In India and China, millions of baby girls are killed, simply for being the wrong gender. And in some places, young women are murdered at the hands of their male relatives in order to cleanse their families of shame, because they were the victims of rape. These actions are not of God, but the actions of people who think that women are under the authority of men.

So, why? Why did God allow this to be part the Bible? That’s a difficult question. See, the Bible was a collaborative effort between God and humanity; God chose to work through people to send us the divine message.

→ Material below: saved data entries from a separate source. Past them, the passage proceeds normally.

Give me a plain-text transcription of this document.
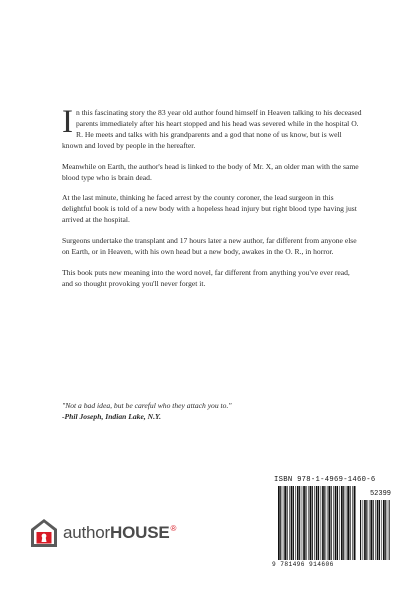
In this fascinating story the 83 year old author found himself in Heaven talking to his deceased parents immediately after his heart stopped and his head was severed while in the hospital O. R. He meets and talks with his grandparents and a god that none of us know, but is well known and loved by people in the hereafter.

Meanwhile on Earth, the author's head is linked to the body of Mr. X, an older man with the same blood type who is brain dead.

At the last minute, thinking he faced arrest by the county coroner, the lead surgeon in this delightful book is told of a new body with a hopeless head injury but right blood type having just arrived at the hospital.

Surgeons undertake the transplant and 17 hours later a new author, far different from anyone else on Earth, or in Heaven, with his own head but a new body, awakes in the O. R., in horror.

This book puts new meaning into the word novel, far different from anything you've ever read, and so thought provoking you'll never forget it.

"Not a bad idea, but be careful who they attach you to."
-Phil Joseph, Indian Lake, N.Y.
authorHOUSE®
ISBN 978-1-4969-1460-6
52399
9 781496 914606
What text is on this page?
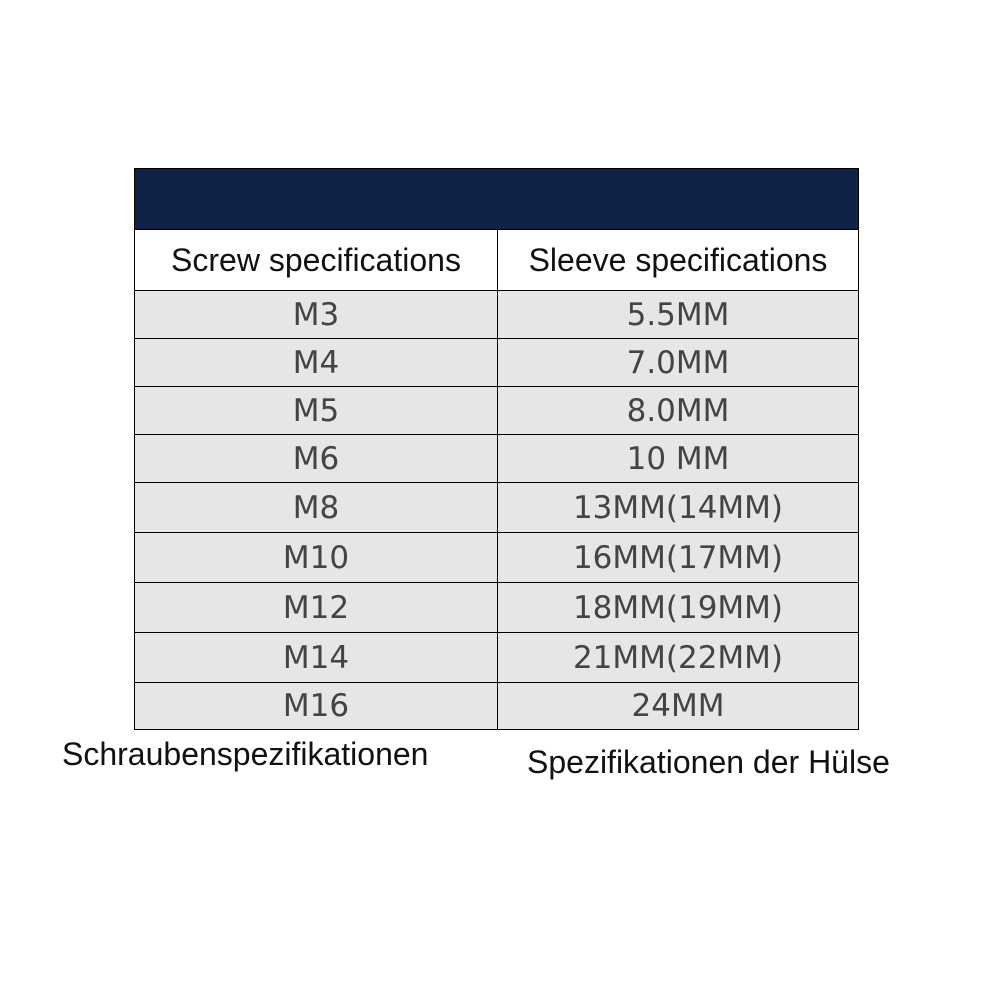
Screw specifications	Sleeve specifications
M3	5.5MM
M4	7.0MM
M5	8.0MM
M6	10 MM
M8	13MM(14MM)
M10	16MM(17MM)
M12	18MM(19MM)
M14	21MM(22MM)
M16	24MM
Schraubenspezifikationen	Spezifikationen der Hülse
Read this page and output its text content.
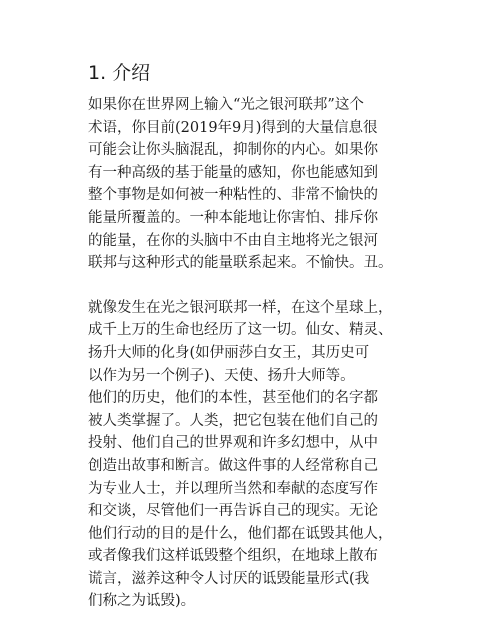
1. 介绍
如果你在世界网上输入“光之银河联邦”这个
术语，你目前(2019年9月)得到的大量信息很
可能会让你头脑混乱，抑制你的内心。如果你
有一种高级的基于能量的感知，你也能感知到
整个事物是如何被一种粘性的、非常不愉快的
能量所覆盖的。一种本能地让你害怕、排斥你
的能量，在你的头脑中不由自主地将光之银河
联邦与这种形式的能量联系起来。不愉快。丑。
就像发生在光之银河联邦一样，在这个星球上，
成千上万的生命也经历了这一切。仙女、精灵、
扬升大师的化身(如伊丽莎白女王，其历史可
以作为另一个例子)、天使、扬升大师等。
他们的历史，他们的本性，甚至他们的名字都
被人类掌握了。人类，把它包装在他们自己的
投射、他们自己的世界观和许多幻想中，从中
创造出故事和断言。做这件事的人经常称自己
为专业人士，并以理所当然和奉献的态度写作
和交谈，尽管他们一再告诉自己的现实。无论
他们行动的目的是什么，他们都在诋毁其他人，
或者像我们这样诋毁整个组织，在地球上散布
谎言，滋养这种令人讨厌的诋毁能量形式(我
们称之为诋毁)。
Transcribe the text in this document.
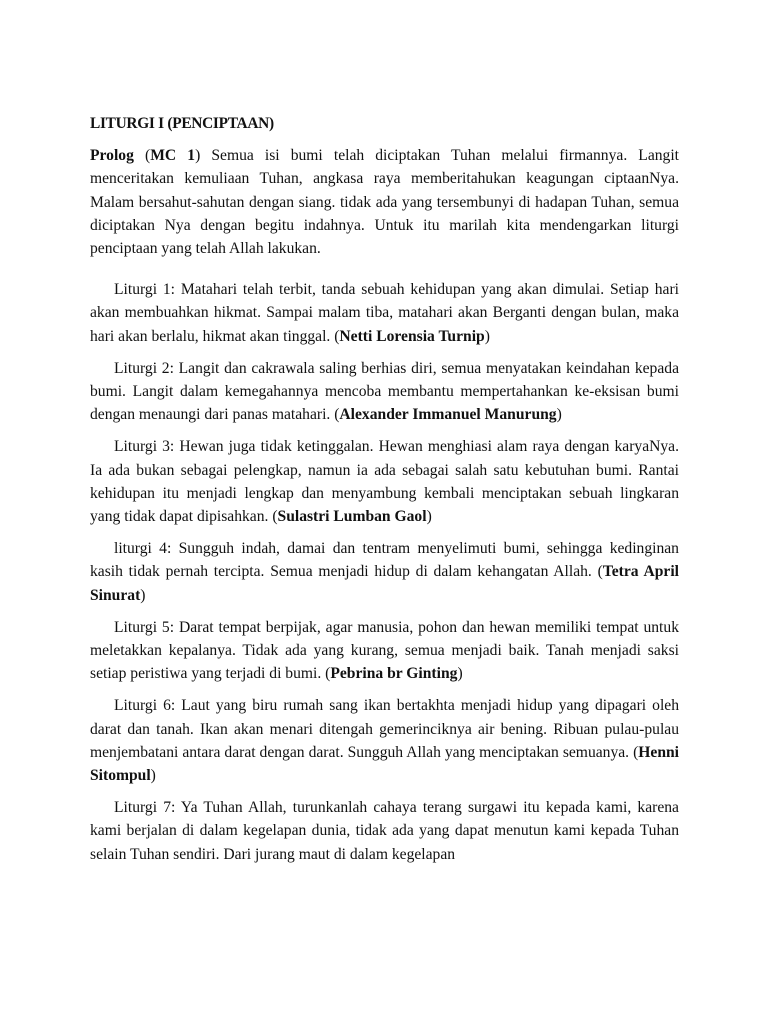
LITURGI I (PENCIPTAAN)

Prolog (MC 1) Semua isi bumi telah diciptakan Tuhan melalui firmannya. Langit menceritakan kemuliaan Tuhan, angkasa raya memberitahukan keagungan ciptaanNya. Malam bersahut-sahutan dengan siang. tidak ada yang tersembunyi di hadapan Tuhan, semua diciptakan Nya dengan begitu indahnya. Untuk itu marilah kita mendengarkan liturgi penciptaan yang telah Allah lakukan.

Liturgi 1: Matahari telah terbit, tanda sebuah kehidupan yang akan dimulai. Setiap hari akan membuahkan hikmat. Sampai malam tiba, matahari akan Berganti dengan bulan, maka hari akan berlalu, hikmat akan tinggal. (Netti Lorensia Turnip)

Liturgi 2: Langit dan cakrawala saling berhias diri, semua menyatakan keindahan kepada bumi. Langit dalam kemegahannya mencoba membantu mempertahankan ke-eksisan bumi dengan menaungi dari panas matahari. (Alexander Immanuel Manurung)

Liturgi 3: Hewan juga tidak ketinggalan. Hewan menghiasi alam raya dengan karyaNya. Ia ada bukan sebagai pelengkap, namun ia ada sebagai salah satu kebutuhan bumi. Rantai kehidupan itu menjadi lengkap dan menyambung kembali menciptakan sebuah lingkaran yang tidak dapat dipisahkan. (Sulastri Lumban Gaol)

liturgi 4: Sungguh indah, damai dan tentram menyelimuti bumi, sehingga kedinginan kasih tidak pernah tercipta. Semua menjadi hidup di dalam kehangatan Allah. (Tetra April Sinurat)

Liturgi 5: Darat tempat berpijak, agar manusia, pohon dan hewan memiliki tempat untuk meletakkan kepalanya. Tidak ada yang kurang, semua menjadi baik. Tanah menjadi saksi setiap peristiwa yang terjadi di bumi. (Pebrina br Ginting)

Liturgi 6: Laut yang biru rumah sang ikan bertakhta menjadi hidup yang dipagari oleh darat dan tanah. Ikan akan menari ditengah gemerinciknya air bening. Ribuan pulau-pulau menjembatani antara darat dengan darat. Sungguh Allah yang menciptakan semuanya. (Henni Sitompul)

Liturgi 7: Ya Tuhan Allah, turunkanlah cahaya terang surgawi itu kepada kami, karena kami berjalan di dalam kegelapan dunia, tidak ada yang dapat menutun kami kepada Tuhan selain Tuhan sendiri. Dari jurang maut di dalam kegelapan
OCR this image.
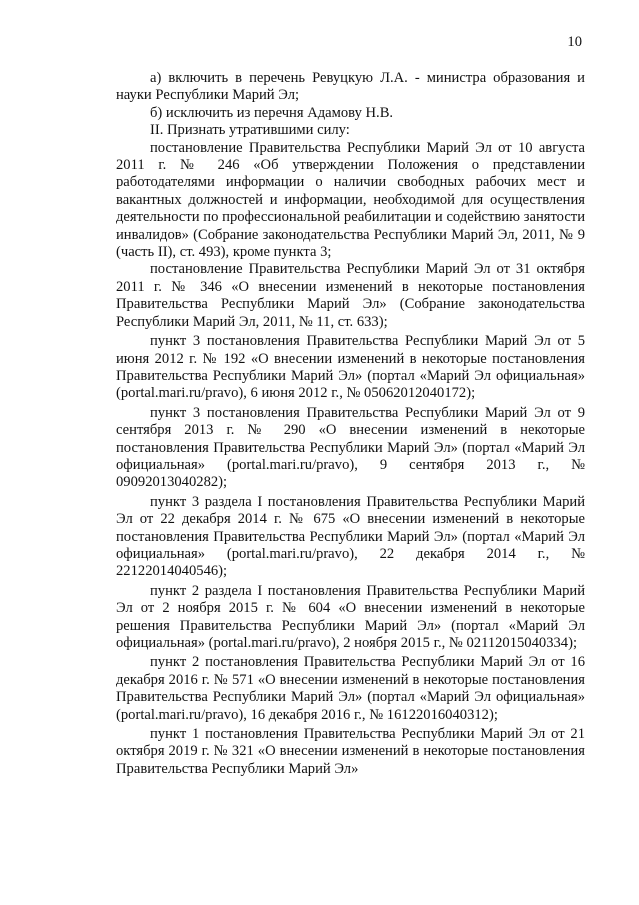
10

а) включить в перечень Ревуцкую Л.А. - министра образования и науки Республики Марий Эл;

б) исключить из перечня Адамову Н.В.

II. Признать утратившими силу:

постановление Правительства Республики Марий Эл от 10 августа 2011 г. № 246 «Об утверждении Положения о представлении работодателями информации о наличии свободных рабочих мест и вакантных должностей и информации, необходимой для осуществления деятельности по профессиональной реабилитации и содействию занятости инвалидов» (Собрание законодательства Республики Марий Эл, 2011, № 9 (часть II), ст. 493), кроме пункта 3;

постановление Правительства Республики Марий Эл от 31 октября 2011 г. № 346 «О внесении изменений в некоторые постановления Правительства Республики Марий Эл» (Собрание законодательства Республики Марий Эл, 2011, № 11, ст. 633);

пункт 3 постановления Правительства Республики Марий Эл от 5 июня 2012 г. № 192 «О внесении изменений в некоторые постановления Правительства Республики Марий Эл» (портал «Марий Эл официальная» (portal.mari.ru/pravo), 6 июня 2012 г., № 05062012040172);

пункт 3 постановления Правительства Республики Марий Эл от 9 сентября 2013 г. № 290 «О внесении изменений в некоторые постановления Правительства Республики Марий Эл» (портал «Марий Эл официальная» (portal.mari.ru/pravo), 9 сентября 2013 г., № 09092013040282);

пункт 3 раздела I постановления Правительства Республики Марий Эл от 22 декабря 2014 г. № 675 «О внесении изменений в некоторые постановления Правительства Республики Марий Эл» (портал «Марий Эл официальная» (portal.mari.ru/pravo), 22 декабря 2014 г., № 22122014040546);

пункт 2 раздела I постановления Правительства Республики Марий Эл от 2 ноября 2015 г. № 604 «О внесении изменений в некоторые решения Правительства Республики Марий Эл» (портал «Марий Эл официальная» (portal.mari.ru/pravo), 2 ноября 2015 г., № 02112015040334);

пункт 2 постановления Правительства Республики Марий Эл от 16 декабря 2016 г. № 571 «О внесении изменений в некоторые постановления Правительства Республики Марий Эл» (портал «Марий Эл официальная» (portal.mari.ru/pravo), 16 декабря 2016 г., № 16122016040312);

пункт 1 постановления Правительства Республики Марий Эл от 21 октября 2019 г. № 321 «О внесении изменений в некоторые постановления Правительства Республики Марий Эл»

And, perhaps that is the true meaning of this text, that God didn’t write this alone. Perhaps what God is trying to tell us here is that God lives in community with us, that God is in us and around us, and didn’t write the Bible alone. So, what does this mean if God is not the sole author of the Bible? Does that make it any less true? Do I believe that the Bible is authoritative and instructive for our lives? Yes. Do I believe that the Bible was inspired by the Holy Spirit? Yes. But we need to stop thinking of the Bible as a collection of books and letters. In terms of how it should govern our lives, it is a single text.

God gave us The Bible, not just 1 Corinthians 11: 1-13. We need to take the Bible as a whole, because when we start pulling bits of it out, whether it’s a couple of verses, or a whole book, and we use just part of the Bible to justify the things we do, that’s when we start getting into trouble. When we do that, we take the chance that the human voice behind the text is going to be louder than the divine one. Every part of the Bible needs to be seen in light of every other part.

It’s only when we take the Bible as a whole, and we listen to all of those countless voices across the millennia, speaking to their individual experiences of God, that the glory of God is revealed to us. Because God could never be confined to a single voice, even a voice as loud as Paul’s. So I ask that we stop oppressing each other, and ourselves, based on a few select passages of the Bible. Because when you read the whole thing, the Bible is freeing. It’s liberating. And, that's how God intended it to be. Amen.